BÜTÇE AÇIĞI, DIŞ TİCARET AÇIĞI, CARİ AÇIK; BU İKTİDAR AÇIKLAR İKTİDARI OLDU
Cari açık artıyor, peki başka ne artıyor? Dış ticaret açığı artıyor, bütçe açığı artıyor. Bu iktidar açıklar iktidarı oldu. Bütçe açığı, dış ticaret açığı, cari açık artıyor. Ekonomi bu durumda. Açıklar iktidarı. Yine bugün açıklanan verilere bütçe açığı 2022 yılı Nisan ayında 50,2 milyar TL olarak gerçekleşmiş. 2021 Nisan ayına, bir yıl önceye baktığımızda 16 milyar 917 milyon TL idi bütçe açığı. Şimdi 50 milyar 167 milyon TL. Bütçe gerçekleşmeleri açıklandı bugün. Hazinenin ilk 4 ayda verdiği borç miktarı 75 milyar TL. Hazine tarafından verilmesi öngörülen toplam borç miktarı ne kadardı? 61 milyar TL idi. Yani ilk dört ayda 61 milyar TL geçilmiş, üstüne 15 milyarlık fark eklenmiş. İlk dört ayda durum bu. Bütçe gerçekleşmeleri batmış durumda, Hazine batmış durumda. Bir kara delik gibi Hazineyi yutmaya ant içmiş bir iktidarla karşı karşıyayız.

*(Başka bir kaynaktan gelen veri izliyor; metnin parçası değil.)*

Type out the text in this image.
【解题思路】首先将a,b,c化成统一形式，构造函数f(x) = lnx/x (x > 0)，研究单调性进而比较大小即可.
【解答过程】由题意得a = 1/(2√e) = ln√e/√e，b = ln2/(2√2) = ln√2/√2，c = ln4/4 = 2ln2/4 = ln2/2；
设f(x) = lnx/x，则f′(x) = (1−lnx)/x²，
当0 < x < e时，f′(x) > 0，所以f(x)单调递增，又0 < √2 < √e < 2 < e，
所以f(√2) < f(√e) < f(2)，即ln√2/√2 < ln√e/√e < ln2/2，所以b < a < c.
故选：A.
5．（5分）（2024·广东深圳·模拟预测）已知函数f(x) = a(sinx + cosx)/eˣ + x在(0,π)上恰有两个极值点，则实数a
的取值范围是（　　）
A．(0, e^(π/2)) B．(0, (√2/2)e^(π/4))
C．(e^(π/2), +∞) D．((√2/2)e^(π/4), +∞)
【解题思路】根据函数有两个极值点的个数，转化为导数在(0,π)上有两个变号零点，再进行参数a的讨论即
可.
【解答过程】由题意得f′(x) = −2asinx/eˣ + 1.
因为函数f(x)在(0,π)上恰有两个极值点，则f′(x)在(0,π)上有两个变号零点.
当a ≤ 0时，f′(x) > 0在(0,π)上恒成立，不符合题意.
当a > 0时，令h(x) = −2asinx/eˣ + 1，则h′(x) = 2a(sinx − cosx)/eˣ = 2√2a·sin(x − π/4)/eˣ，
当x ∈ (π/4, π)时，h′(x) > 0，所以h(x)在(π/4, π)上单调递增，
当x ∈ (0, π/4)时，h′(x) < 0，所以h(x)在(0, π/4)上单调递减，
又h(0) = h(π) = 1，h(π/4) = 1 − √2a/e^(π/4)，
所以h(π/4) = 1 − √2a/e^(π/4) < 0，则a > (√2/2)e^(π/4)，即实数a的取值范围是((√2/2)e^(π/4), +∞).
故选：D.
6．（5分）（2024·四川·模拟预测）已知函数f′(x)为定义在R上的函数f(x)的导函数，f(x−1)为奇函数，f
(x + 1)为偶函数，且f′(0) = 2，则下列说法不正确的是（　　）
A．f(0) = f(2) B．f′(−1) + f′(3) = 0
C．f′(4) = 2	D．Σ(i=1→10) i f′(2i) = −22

İKTİDAR PARA BASIP KUR KORUMALI MEVDUATLA RANTİYEYE KAYNAK AKTARIYOR
2022 yılı Nisan ayı bütçe gerçekleşmeleri vahim bir tabloyu ortaya koyuyor. Nisan’da kur korumalı mevduata ne kadar ödeme yapılmış, 4,5 milyar TL. Toplam kur korumalı mevduat ödemesi 2 ayda ne kadar olmuş, 16,2 milyar TL. Peki, koskoca tarım sektörüne 2022 için öngörülen toplam destek ne, 29 milyar TL. 16,2 milyar TL’yi iki ayda kur korumalı mevduata vermiş bu iktidar. Kimin parasını veriyor, kimin vergisini veriyor, nereden veriyor? Ekmeğinden kesiyor yurttaşın, sofrasından kesiyor. Ödediği vergilerden ve alın terinden kesiyor yurttaşın. Kur korumalı mevduatla rantiyeye kaynak aktarıyor. Nasıl yapıyor bunu? Hazine ve Maliye Bakanı nasıl yapıyorsunuz bu açıkları gidermek için, nasıl çalışıyorsunuz? Ne yapıyorlar; karşılıksız para basıyorlar bütün bunları karşılamak için.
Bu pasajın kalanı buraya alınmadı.